Le ministre s’était alors attiré les critiques, au sein du bloc macroniste et de la gauche. Plusieurs personnalités, dont la présidente de l’Assemblée Yaël Braun-Pivet ou l’ex-Première ministre Élisabeth Borne, avaient contesté cette prise de position.

« Le sujet de la protection et de la sécurité des Français est trop sérieux et trop grave pour être instrumentalisé par de faux débats », avait réagi M. Retailleau.

L’État de droit est-il en question ?

Se disant « très inquiète » des propos du ministre de l’Intérieur, la présidente de l’Assemblée nationale, Yaël Braun-Pivet, a de son côté averti : « Lorsque la situation est tendue, lorsqu’il y a des crises, il ne faut surtout pas remettre en cause l’État de droit ». Préoccupé lui aussi après ces déclarations, le président du groupe MoDem, Marc Fesneau a écrit sur X que « l’État de droit c’est ce qui protège chacun d’entre nous de l’arbitraire » – quelques jours après le meurtre de la jeune Philippine.

Depuis son arrivée place Beauvau, Bruno Retailleau a multiplié les déclarations, en particulier sur l’immigration et le droit des Français d’être protégé. Après s’être dit favorable à la « double peine » – le fait d’expulser un étranger condamné à l’issue d’une peine de prison -, le ministre a appelé à une évolution de « l’arsenal juridique » en réaction au meurtre de la jeune Philippine et l’arrestation d’un suspect sous le coup d’une obligation de quitter le territoire français (OQTF).

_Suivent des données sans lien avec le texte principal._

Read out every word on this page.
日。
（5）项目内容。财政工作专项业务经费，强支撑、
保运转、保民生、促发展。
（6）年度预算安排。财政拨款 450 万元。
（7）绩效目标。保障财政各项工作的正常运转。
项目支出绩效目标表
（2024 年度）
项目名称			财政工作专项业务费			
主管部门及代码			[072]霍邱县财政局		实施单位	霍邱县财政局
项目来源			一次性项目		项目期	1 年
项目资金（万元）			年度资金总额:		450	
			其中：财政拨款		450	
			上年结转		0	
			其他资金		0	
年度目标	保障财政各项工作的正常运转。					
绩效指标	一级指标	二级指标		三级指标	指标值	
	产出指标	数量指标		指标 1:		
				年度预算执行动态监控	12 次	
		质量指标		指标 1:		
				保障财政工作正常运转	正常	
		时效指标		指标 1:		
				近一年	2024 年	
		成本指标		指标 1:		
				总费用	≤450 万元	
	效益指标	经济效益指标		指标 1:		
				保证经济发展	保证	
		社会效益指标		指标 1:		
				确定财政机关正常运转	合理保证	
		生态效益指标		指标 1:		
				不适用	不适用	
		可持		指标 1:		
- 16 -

Il a également exprimé son « regret » qu’on ne puisse pas faire de référendum sur l’immigration en France, ligne rouge pour la gauche et le camp présidentiel. Un référendum que « l’État de droit » ne permet pas en France, depuis la décision de Laurent Fabius et des Sages du Conseil constitutionnel, majoritairement à gauche ou du camp présidentiel, qui l’ont interdit… au nom de la démocratie.

Une instrumentalisation par de « faux débats »

Le ministre de l’Intérieur a regretté que ses propos sur l’État de droit aient été « instrumentalisés par de faux débats ».

« Il faut regarder la réalité en face, nous le devons aux Français comme l’a rappelé Michel Barnier : aujourd’hui, le droit ne protège pas suffisamment les Français », ajoute-t-il dans un communiqué.

« Bien sûr qu’il ne peut y avoir de démocratie sans État de droit, sans que la puissance publique ne respecte le droit et les libertés », a continué Bruno Retailleau, car « c’est là le fondement de notre République ». Mais « lorsque les textes en vigueur ne garantissent plus tous les droits – à commencer par le premier d’entre eux, le droit d’être protégé -, ils doivent évoluer, dans le plein respect des institutions de notre République », poursuit-il.

Marine Le Pen évoque des divergences 

Marine Le Pen a affirmé cependant avoir une « divergence majeure » avec le ministre de l’Intérieur Bruno Retailleau sur les déclarations de ce dernier autour de l’État de droit.

« Je dois exprimer une divergence majeure avec notre ministre de l’Intérieur. Ce n’est pas l’Etat de droit en tant que tel qui doit être contesté, c’est tout le contraire. Nous en sommes les garants, au sens que lui ont donné les plus brillants philosophes européens des siècles passés », a-t-elle réagi.

« L’État de droit, c’est la soumission de tous aux règles démocratiquement définies, et c’est l’une des immenses conquêtes de la civilisation européenne », a déclaré Marine Le Pen. « Ce qui est contestable, en revanche, c’est la façon dont ils ont renversé cette notion pour en faire un instrument de soumission des peuples qui n’auraient plus la liberté démocratique de faire évoluer le droit. Cela, nous ne l’accepterons jamais », a poursuivi la cheffe de file des députés RN.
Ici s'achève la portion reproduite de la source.